Cela étant admis, il convient d'ajouter que le maître ne peut être tenu des actes juridiques accomplis par le gérant que si les conditions de la gestion d'affaires sont réunies (3). Au premier rang de ces conditions figure le caractère utile de la gestion, posé par l'article 1375 du Code civil. En l'espèce, la Cour de cassation se borne à relever que l'utilité de la gestion avait été démontrée, ce dont il convient de prendre acte.
La gestion d'affaires étant caractérisée dans toutes ses conditions et le gérant ayant déclaré agir pour le compte d'autrui, seul le maître est donc obligé. Il y a représentation parfaite et le tiers peut agir en paiement contre le maître. Cette situation classique (4) produit, ici, des effets particuliers, eu égard au fait que le gérant a conclu un contrat de travail avec le tiers. Non seulement, le maître est tenu par les obligations nées de l'exécution du contrat de travail, mais, également, de sa rupture. Il faut, dès lors, considérer qu'en licenciant le salarié, le gérant a, également, agi pour le compte du maître. Dans la mesure où le licenciement a été jugé comme "abusif", on pourrait s'interroger sur le fait de savoir si, en rompant le contrat, le gérant a rendu service au maître de l'affaire. Mais, sans doute, faut-il considérer que le caractère utile de la gestion doit être apprécié au regard de l'ensemble de l'opération.

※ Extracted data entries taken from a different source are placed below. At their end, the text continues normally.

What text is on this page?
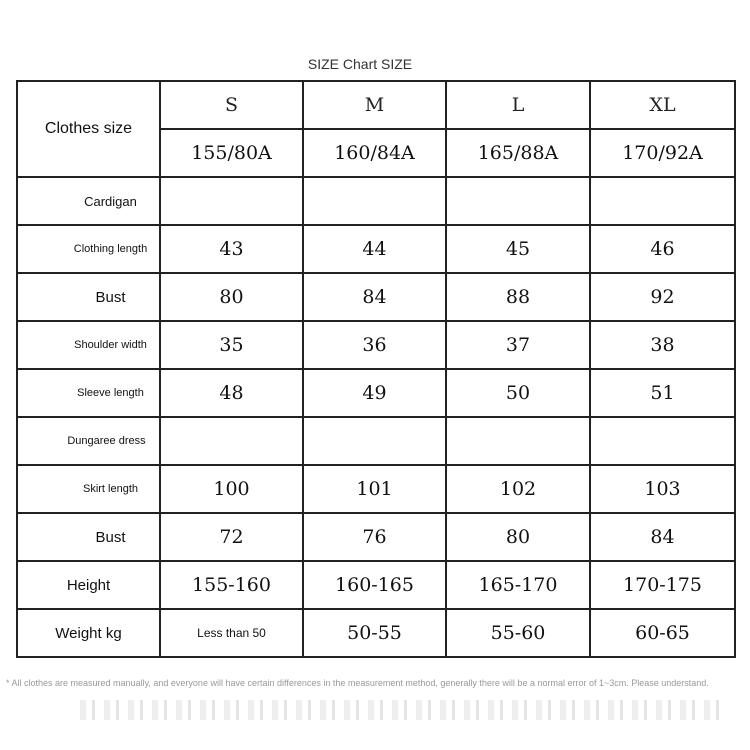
SIZE Chart SIZE
Clothes size	S	M	L	XL
	155/80A	160/84A	165/88A	170/92A
Cardigan				
Clothing length	43	44	45	46
Bust	80	84	88	92
Shoulder width	35	36	37	38
Sleeve length	48	49	50	51
Dungaree dress				
Skirt length	100	101	102	103
Bust	72	76	80	84
Height	155-160	160-165	165-170	170-175
Weight kg	Less than 50	50-55	55-60	60-65
* All clothes are measured manually, and everyone will have certain differences in the measurement method, generally there will be a normal error of 1~3cm. Please understand.
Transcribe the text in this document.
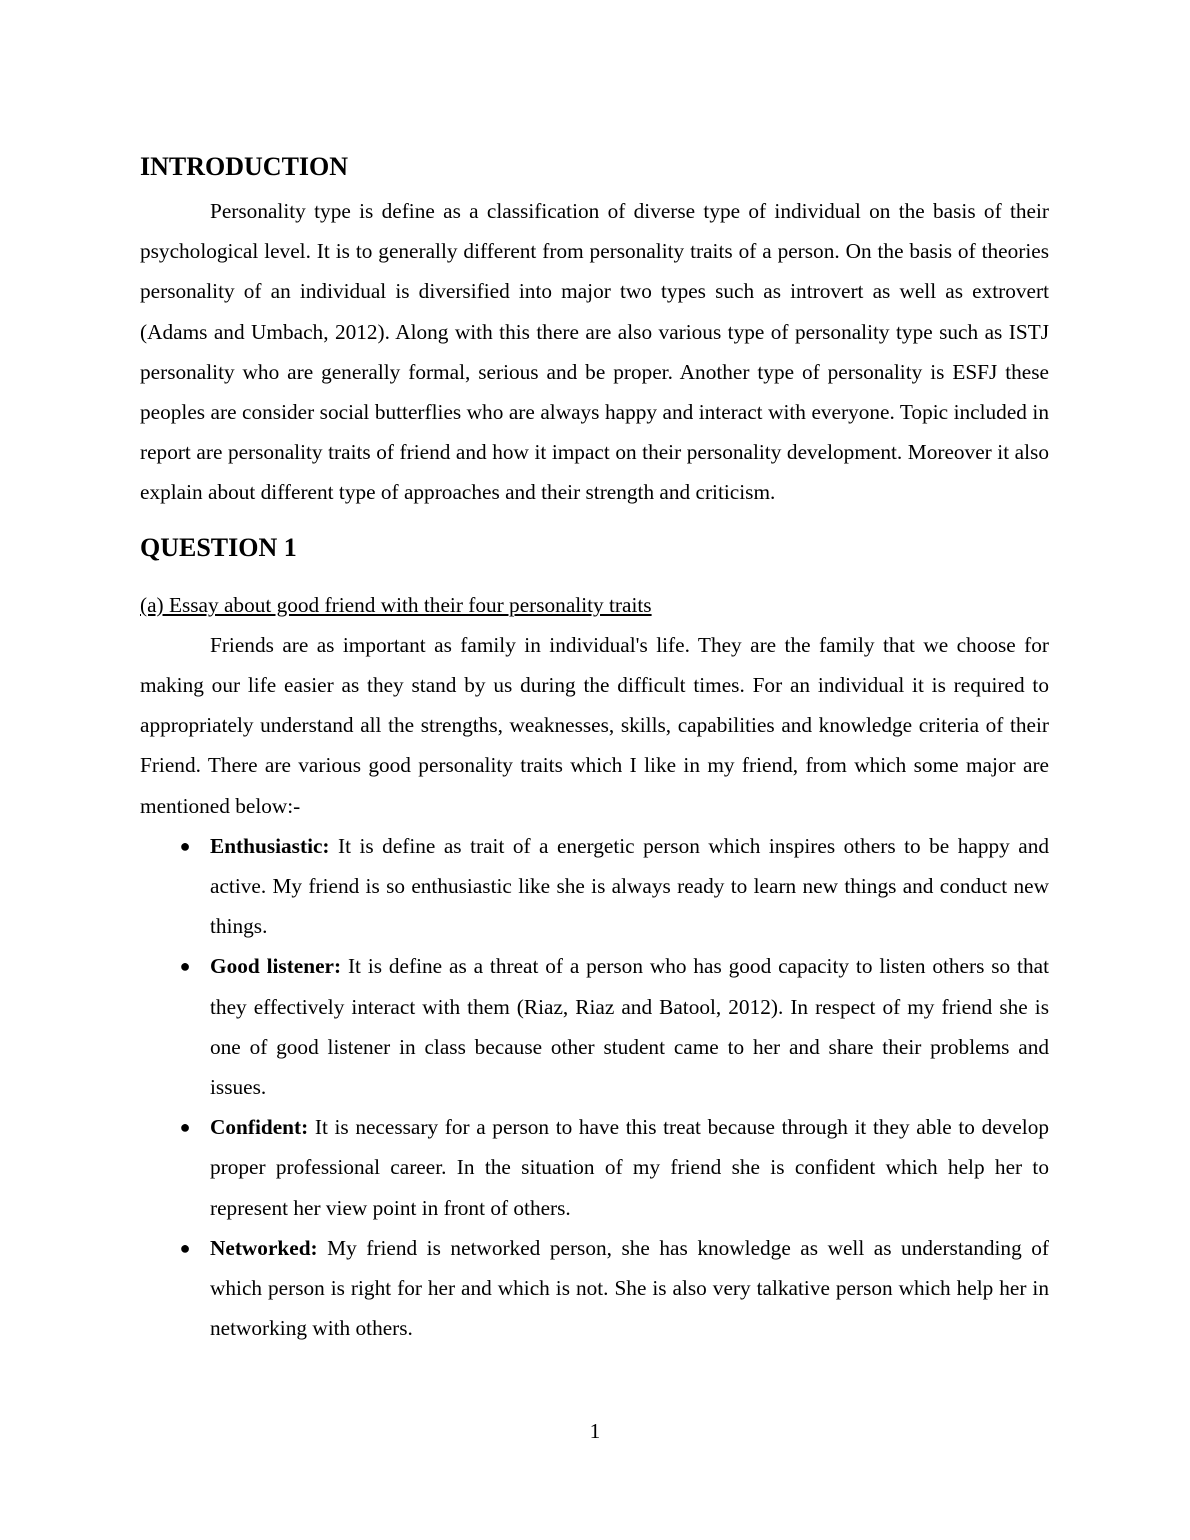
INTRODUCTION

Personality type is define as a classification of diverse type of individual on the basis of their psychological level. It is to generally different from personality traits of a person. On the basis of theories personality of an individual is diversified into major two types such as introvert as well as extrovert (Adams and Umbach, 2012). Along with this there are also various type of personality type such as ISTJ personality who are generally formal, serious and be proper. Another type of personality is ESFJ these peoples are consider social butterflies who are always happy and interact with everyone. Topic included in report are personality traits of friend and how it impact on their personality development. Moreover it also explain about different type of approaches and their strength and criticism.

QUESTION 1

(a) Essay about good friend with their four personality traits

Friends are as important as family in individual's life. They are the family that we choose for making our life easier as they stand by us during the difficult times. For an individual it is required to appropriately understand all the strengths, weaknesses, skills, capabilities and knowledge criteria of their Friend. There are various good personality traits which I like in my friend, from which some major are mentioned below:-

● Enthusiastic: It is define as trait of a energetic person which inspires others to be happy and active. My friend is so enthusiastic like she is always ready to learn new things and conduct new things.
● Good listener: It is define as a threat of a person who has good capacity to listen others so that they effectively interact with them (Riaz, Riaz and Batool, 2012). In respect of my friend she is one of good listener in class because other student came to her and share their problems and issues.
● Confident: It is necessary for a person to have this treat because through it they able to develop proper professional career. In the situation of my friend she is confident which help her to represent her view point in front of others.
● Networked: My friend is networked person, she has knowledge as well as understanding of which person is right for her and which is not. She is also very talkative person which help her in networking with others.
1
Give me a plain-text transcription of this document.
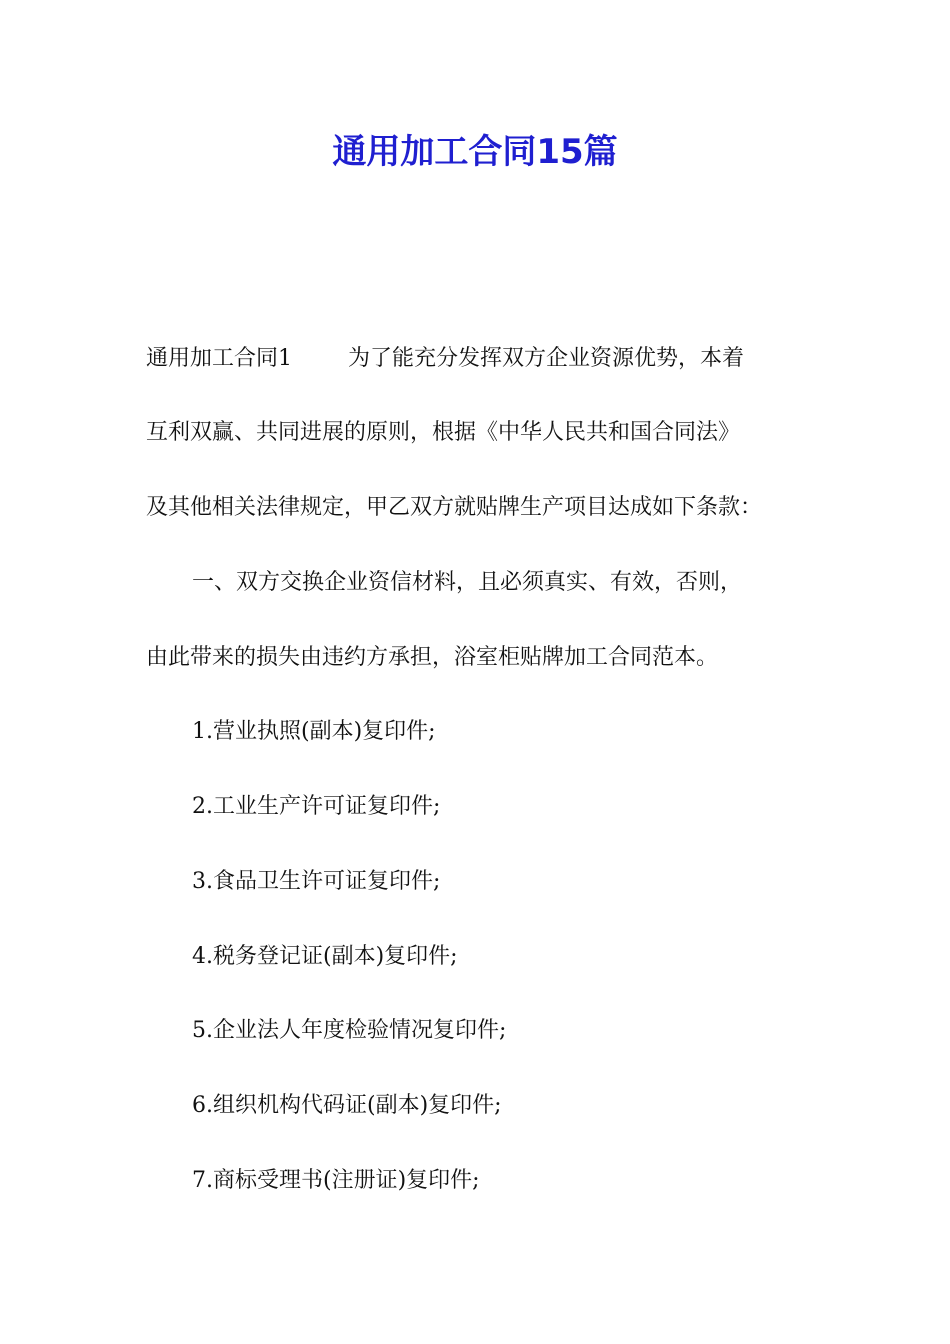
通用加工合同15篇

通用加工合同1	为了能充分发挥双方企业资源优势，本着

互利双赢、共同进展的原则，根据《中华人民共和国合同法》

及其他相关法律规定，甲乙双方就贴牌生产项目达成如下条款：

一、双方交换企业资信材料，且必须真实、有效，否则，

由此带来的损失由违约方承担，浴室柜贴牌加工合同范本。

1.营业执照(副本)复印件;

2.工业生产许可证复印件;

3.食品卫生许可证复印件;

4.税务登记证(副本)复印件;

5.企业法人年度检验情况复印件;

6.组织机构代码证(副本)复印件;

7.商标受理书(注册证)复印件;
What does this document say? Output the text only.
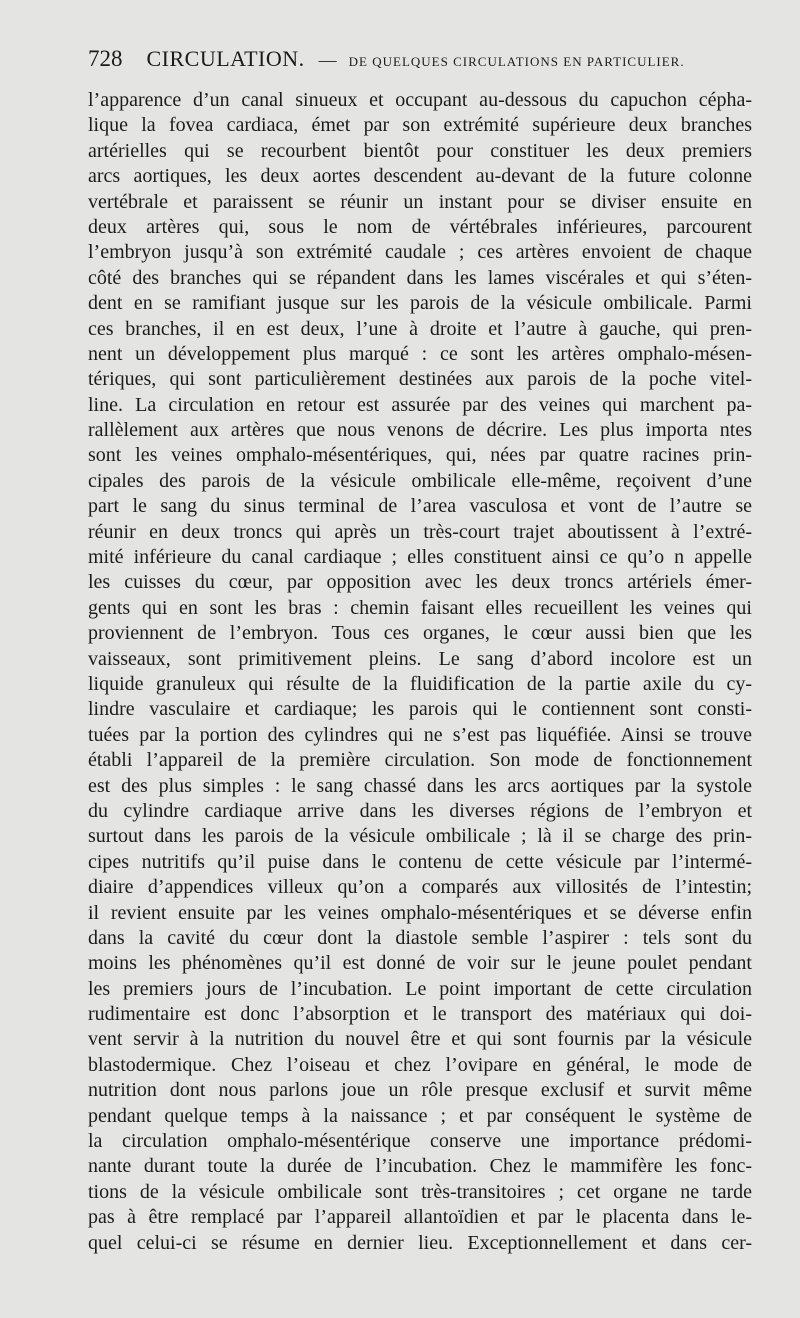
728 CIRCULATION. — DE QUELQUES CIRCULATIONS EN PARTICULIER.
l’apparence d’un canal sinueux et occupant au-dessous du capuchon cépha-
lique la fovea cardiaca, émet par son extrémité supérieure deux branches
artérielles qui se recourbent bientôt pour constituer les deux premiers
arcs aortiques, les deux aortes descendent au-devant de la future colonne
vertébrale et paraissent se réunir un instant pour se diviser ensuite en
deux artères qui, sous le nom de vértébrales inférieures, parcourent
l’embryon jusqu’à son extrémité caudale ; ces artères envoient de chaque
côté des branches qui se répandent dans les lames viscérales et qui s’éten-
dent en se ramifiant jusque sur les parois de la vésicule ombilicale. Parmi
ces branches, il en est deux, l’une à droite et l’autre à gauche, qui pren-
nent un développement plus marqué : ce sont les artères omphalo-mésen-
tériques, qui sont particulièrement destinées aux parois de la poche vitel-
line. La circulation en retour est assurée par des veines qui marchent pa-
rallèlement aux artères que nous venons de décrire. Les plus importa ntes
sont les veines omphalo-mésentériques, qui, nées par quatre racines prin-
cipales des parois de la vésicule ombilicale elle-même, reçoivent d’une
part le sang du sinus terminal de l’area vasculosa et vont de l’autre se
réunir en deux troncs qui après un très-court trajet aboutissent à l’extré-
mité inférieure du canal cardiaque ; elles constituent ainsi ce qu’o n appelle
les cuisses du cœur, par opposition avec les deux troncs artériels émer-
gents qui en sont les bras : chemin faisant elles recueillent les veines qui
proviennent de l’embryon. Tous ces organes, le cœur aussi bien que les
vaisseaux, sont primitivement pleins. Le sang d’abord incolore est un
liquide granuleux qui résulte de la fluidification de la partie axile du cy-
lindre vasculaire et cardiaque; les parois qui le contiennent sont consti-
tuées par la portion des cylindres qui ne s’est pas liquéfiée. Ainsi se trouve
établi l’appareil de la première circulation. Son mode de fonctionnement
est des plus simples : le sang chassé dans les arcs aortiques par la systole
du cylindre cardiaque arrive dans les diverses régions de l’embryon et
surtout dans les parois de la vésicule ombilicale ; là il se charge des prin-
cipes nutritifs qu’il puise dans le contenu de cette vésicule par l’intermé-
diaire d’appendices villeux qu’on a comparés aux villosités de l’intestin;
il revient ensuite par les veines omphalo-mésentériques et se déverse enfin
dans la cavité du cœur dont la diastole semble l’aspirer : tels sont du
moins les phénomènes qu’il est donné de voir sur le jeune poulet pendant
les premiers jours de l’incubation. Le point important de cette circulation
rudimentaire est donc l’absorption et le transport des matériaux qui doi-
vent servir à la nutrition du nouvel être et qui sont fournis par la vésicule
blastodermique. Chez l’oiseau et chez l’ovipare en général, le mode de
nutrition dont nous parlons joue un rôle presque exclusif et survit même
pendant quelque temps à la naissance ; et par conséquent le système de
la circulation omphalo-mésentérique conserve une importance prédomi-
nante durant toute la durée de l’incubation. Chez le mammifère les fonc-
tions de la vésicule ombilicale sont très-transitoires ; cet organe ne tarde
pas à être remplacé par l’appareil allantoïdien et par le placenta dans le-
quel celui-ci se résume en dernier lieu. Exceptionnellement et dans cer-
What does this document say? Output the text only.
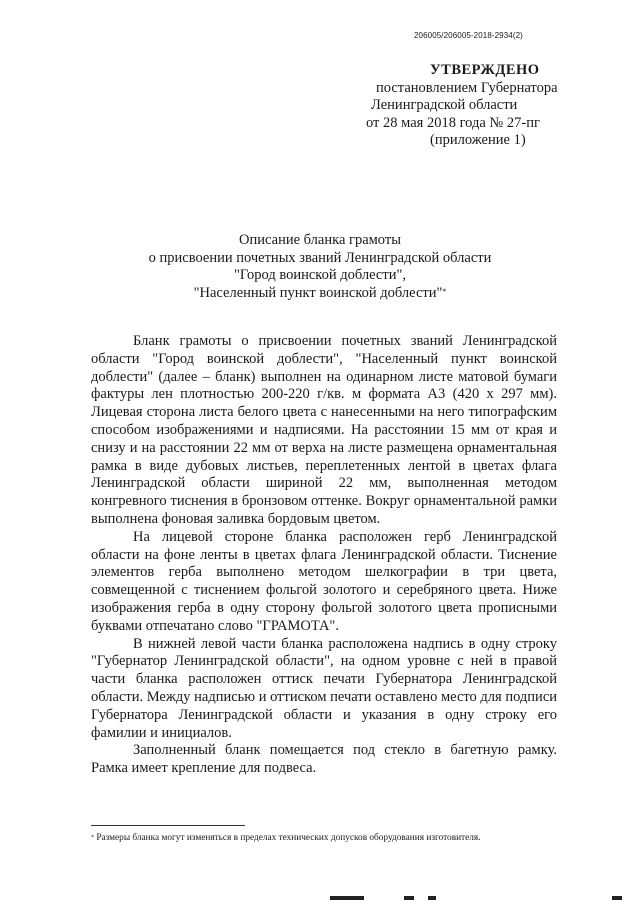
206005/206005-2018-2934(2)
УТВЕРЖДЕНО
постановлением Губернатора
Ленинградской области
от 28 мая 2018 года № 27-пг
(приложение 1)
Описание бланка грамоты
о присвоении почетных званий Ленинградской области
"Город воинской доблести",
"Населенный пункт воинской доблести"*

Бланк грамоты о присвоении почетных званий Ленинградской области "Город воинской доблести", "Населенный пункт воинской доблести" (далее – бланк) выполнен на одинарном листе матовой бумаги фактуры лен плотностью 200-220 г/кв. м формата А3 (420 х 297 мм). Лицевая сторона листа белого цвета с нанесенными на него типографским способом изображениями и надписями. На расстоянии 15 мм от края и снизу и на расстоянии 22 мм от верха на листе размещена орнаментальная рамка в виде дубовых листьев, переплетенных лентой в цветах флага Ленинградской области шириной 22 мм, выполненная методом конгревного тиснения в бронзовом оттенке. Вокруг орнаментальной рамки выполнена фоновая заливка бордовым цветом.

На лицевой стороне бланка расположен герб Ленинградской области на фоне ленты в цветах флага Ленинградской области. Тиснение элементов герба выполнено методом шелкографии в три цвета, совмещенной с тиснением фольгой золотого и серебряного цвета. Ниже изображения герба в одну сторону фольгой золотого цвета прописными буквами отпечатано слово "ГРАМОТА".

В нижней левой части бланка расположена надпись в одну строку "Губернатор Ленинградской области", на одном уровне с ней в правой части бланка расположен оттиск печати Губернатора Ленинградской области. Между надписью и оттиском печати оставлено место для подписи Губернатора Ленинградской области и указания в одну строку его фамилии и инициалов.

Заполненный бланк помещается под стекло в багетную рамку. Рамка имеет крепление для подвеса.

* Размеры бланка могут изменяться в пределах технических допусков оборудования изготовителя.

Au total, l'arrêt démontre qu'une personne peut avoir la qualité d'employeur sans, pour autant, exercer les prérogatives qui lui sont liées. Pour être normale et logique lorsqu'est en cause une personne morale, cette situation n'est guère envisageable quand est concernée une personne physique, si ce n'est par le jeu du contrat de mandat. Il faudra, désormais, compter avec la gestion d'affaires, dans des hypothèses, il est vrai, marginales et résiduelles.
(1) Cette argumentation permet, aussi, de mettre à l'écart de l'action du tiers la fille du maître de l'affaire dont on nous dit qu'elle était copropriétaire du bien. L'immixtion du gérant lui avait donc été utile, mais elle ne pouvait être considérée comme employeur.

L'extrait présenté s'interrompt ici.